Thats not necessarily the test. A survivalist, by definition, is trained to
SURVIVE, not to PROGRESS. Anyone's first concern in a crisis situation like
that is obviously "how am I going to make it through the day", then how am I
going to make it though this month or year". Once these survival concerns are
addressed and fulfilled, the question then becomes "how am I going to acheive
as close to a 20th century lifestyle as I can?" which is where the engineering
comes in and survivalism is far less usefull.

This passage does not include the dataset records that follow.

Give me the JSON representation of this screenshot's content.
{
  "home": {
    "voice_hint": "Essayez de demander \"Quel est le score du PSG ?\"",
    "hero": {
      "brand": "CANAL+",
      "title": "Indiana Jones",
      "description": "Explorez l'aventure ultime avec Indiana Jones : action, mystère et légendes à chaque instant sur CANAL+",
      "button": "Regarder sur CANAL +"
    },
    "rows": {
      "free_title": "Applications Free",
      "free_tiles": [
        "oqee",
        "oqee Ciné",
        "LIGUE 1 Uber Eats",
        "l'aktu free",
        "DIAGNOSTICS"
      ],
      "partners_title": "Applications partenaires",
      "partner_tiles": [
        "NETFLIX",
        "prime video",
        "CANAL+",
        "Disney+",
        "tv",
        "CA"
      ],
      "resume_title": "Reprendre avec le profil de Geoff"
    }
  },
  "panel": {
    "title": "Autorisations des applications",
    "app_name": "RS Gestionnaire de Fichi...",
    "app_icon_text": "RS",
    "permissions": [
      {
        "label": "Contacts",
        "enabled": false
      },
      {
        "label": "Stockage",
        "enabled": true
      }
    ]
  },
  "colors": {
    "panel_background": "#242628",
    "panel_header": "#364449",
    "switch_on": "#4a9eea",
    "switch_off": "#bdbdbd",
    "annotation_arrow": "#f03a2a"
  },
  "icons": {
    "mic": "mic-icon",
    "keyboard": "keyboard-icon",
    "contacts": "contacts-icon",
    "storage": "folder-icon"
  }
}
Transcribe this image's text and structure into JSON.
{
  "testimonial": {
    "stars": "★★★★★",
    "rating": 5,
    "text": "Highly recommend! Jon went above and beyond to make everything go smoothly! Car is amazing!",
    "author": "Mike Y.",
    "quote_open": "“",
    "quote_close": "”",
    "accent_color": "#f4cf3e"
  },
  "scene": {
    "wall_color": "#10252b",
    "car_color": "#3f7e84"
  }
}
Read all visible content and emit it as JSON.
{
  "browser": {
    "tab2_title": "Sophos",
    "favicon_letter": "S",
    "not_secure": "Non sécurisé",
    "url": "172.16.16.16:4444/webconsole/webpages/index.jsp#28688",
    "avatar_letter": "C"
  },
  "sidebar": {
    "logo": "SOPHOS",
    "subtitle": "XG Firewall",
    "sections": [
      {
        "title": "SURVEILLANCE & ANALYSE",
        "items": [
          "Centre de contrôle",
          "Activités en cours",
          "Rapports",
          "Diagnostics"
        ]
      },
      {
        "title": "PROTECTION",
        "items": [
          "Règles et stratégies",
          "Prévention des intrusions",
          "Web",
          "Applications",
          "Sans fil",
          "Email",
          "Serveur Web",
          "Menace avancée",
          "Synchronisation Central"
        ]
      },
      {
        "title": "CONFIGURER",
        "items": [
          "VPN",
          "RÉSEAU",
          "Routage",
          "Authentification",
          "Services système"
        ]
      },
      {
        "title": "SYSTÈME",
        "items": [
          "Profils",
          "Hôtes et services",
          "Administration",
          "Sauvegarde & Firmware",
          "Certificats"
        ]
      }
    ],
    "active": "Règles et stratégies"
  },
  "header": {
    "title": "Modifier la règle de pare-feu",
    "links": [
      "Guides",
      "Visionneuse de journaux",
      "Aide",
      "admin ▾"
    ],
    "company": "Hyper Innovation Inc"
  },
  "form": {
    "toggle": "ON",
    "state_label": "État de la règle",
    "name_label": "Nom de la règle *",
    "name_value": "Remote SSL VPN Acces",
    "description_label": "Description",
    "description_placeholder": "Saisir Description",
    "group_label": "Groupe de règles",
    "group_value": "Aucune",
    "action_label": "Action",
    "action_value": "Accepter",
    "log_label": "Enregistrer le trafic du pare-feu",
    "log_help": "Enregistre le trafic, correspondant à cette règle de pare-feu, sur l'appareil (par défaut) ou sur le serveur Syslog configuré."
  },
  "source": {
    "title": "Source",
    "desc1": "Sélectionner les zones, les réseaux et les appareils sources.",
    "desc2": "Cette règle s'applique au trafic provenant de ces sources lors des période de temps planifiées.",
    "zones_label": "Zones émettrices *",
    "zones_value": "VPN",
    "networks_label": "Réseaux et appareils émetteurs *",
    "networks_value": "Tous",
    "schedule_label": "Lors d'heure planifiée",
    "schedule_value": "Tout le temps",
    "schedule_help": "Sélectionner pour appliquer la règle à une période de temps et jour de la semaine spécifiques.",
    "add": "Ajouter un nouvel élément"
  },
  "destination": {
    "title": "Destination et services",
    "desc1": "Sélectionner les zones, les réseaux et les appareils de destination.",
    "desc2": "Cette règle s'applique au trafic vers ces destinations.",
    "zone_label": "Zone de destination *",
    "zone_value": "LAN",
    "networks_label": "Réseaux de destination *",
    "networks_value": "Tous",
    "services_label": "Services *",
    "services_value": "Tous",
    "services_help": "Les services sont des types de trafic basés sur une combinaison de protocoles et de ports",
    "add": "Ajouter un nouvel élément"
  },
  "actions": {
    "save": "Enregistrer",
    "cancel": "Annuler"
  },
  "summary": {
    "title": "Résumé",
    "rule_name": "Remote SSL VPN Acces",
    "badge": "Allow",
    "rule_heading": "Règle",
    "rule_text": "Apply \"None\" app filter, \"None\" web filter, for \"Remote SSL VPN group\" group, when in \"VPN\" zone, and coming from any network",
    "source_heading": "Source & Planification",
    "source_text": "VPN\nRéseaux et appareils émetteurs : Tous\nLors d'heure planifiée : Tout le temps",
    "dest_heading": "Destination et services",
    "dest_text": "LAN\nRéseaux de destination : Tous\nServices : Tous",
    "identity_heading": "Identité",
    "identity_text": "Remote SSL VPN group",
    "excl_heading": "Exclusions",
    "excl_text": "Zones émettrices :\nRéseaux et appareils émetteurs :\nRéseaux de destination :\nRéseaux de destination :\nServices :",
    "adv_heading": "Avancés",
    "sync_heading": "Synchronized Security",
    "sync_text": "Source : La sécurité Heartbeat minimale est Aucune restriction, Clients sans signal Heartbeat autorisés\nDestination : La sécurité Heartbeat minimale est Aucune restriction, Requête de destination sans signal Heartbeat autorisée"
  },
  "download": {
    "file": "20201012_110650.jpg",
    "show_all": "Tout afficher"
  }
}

Combine survivialist training with engineering knowledge, and that person could
go extremely far back in time and have a decent 18th century community going
within 10-15 years. Teach some primitives written language, the scientific
method, some ethics/philosophy, and record as much as you can of what
technologies are possible and how to acheive them, and you'd have a 20th
century civilization going within a few generations
>
>
> >I would rather say smartness is a poor substitute for skill, which is
> >why we tend to rely on learned skills rather than problem solving for
> >most tasks we do.
>
> Yes. I remember thinking about this after watching "A Connecticut
> Yankee in King Arthur's Court" with the Bing-meister. I would want to
> take along my four volume set of "How Things Work".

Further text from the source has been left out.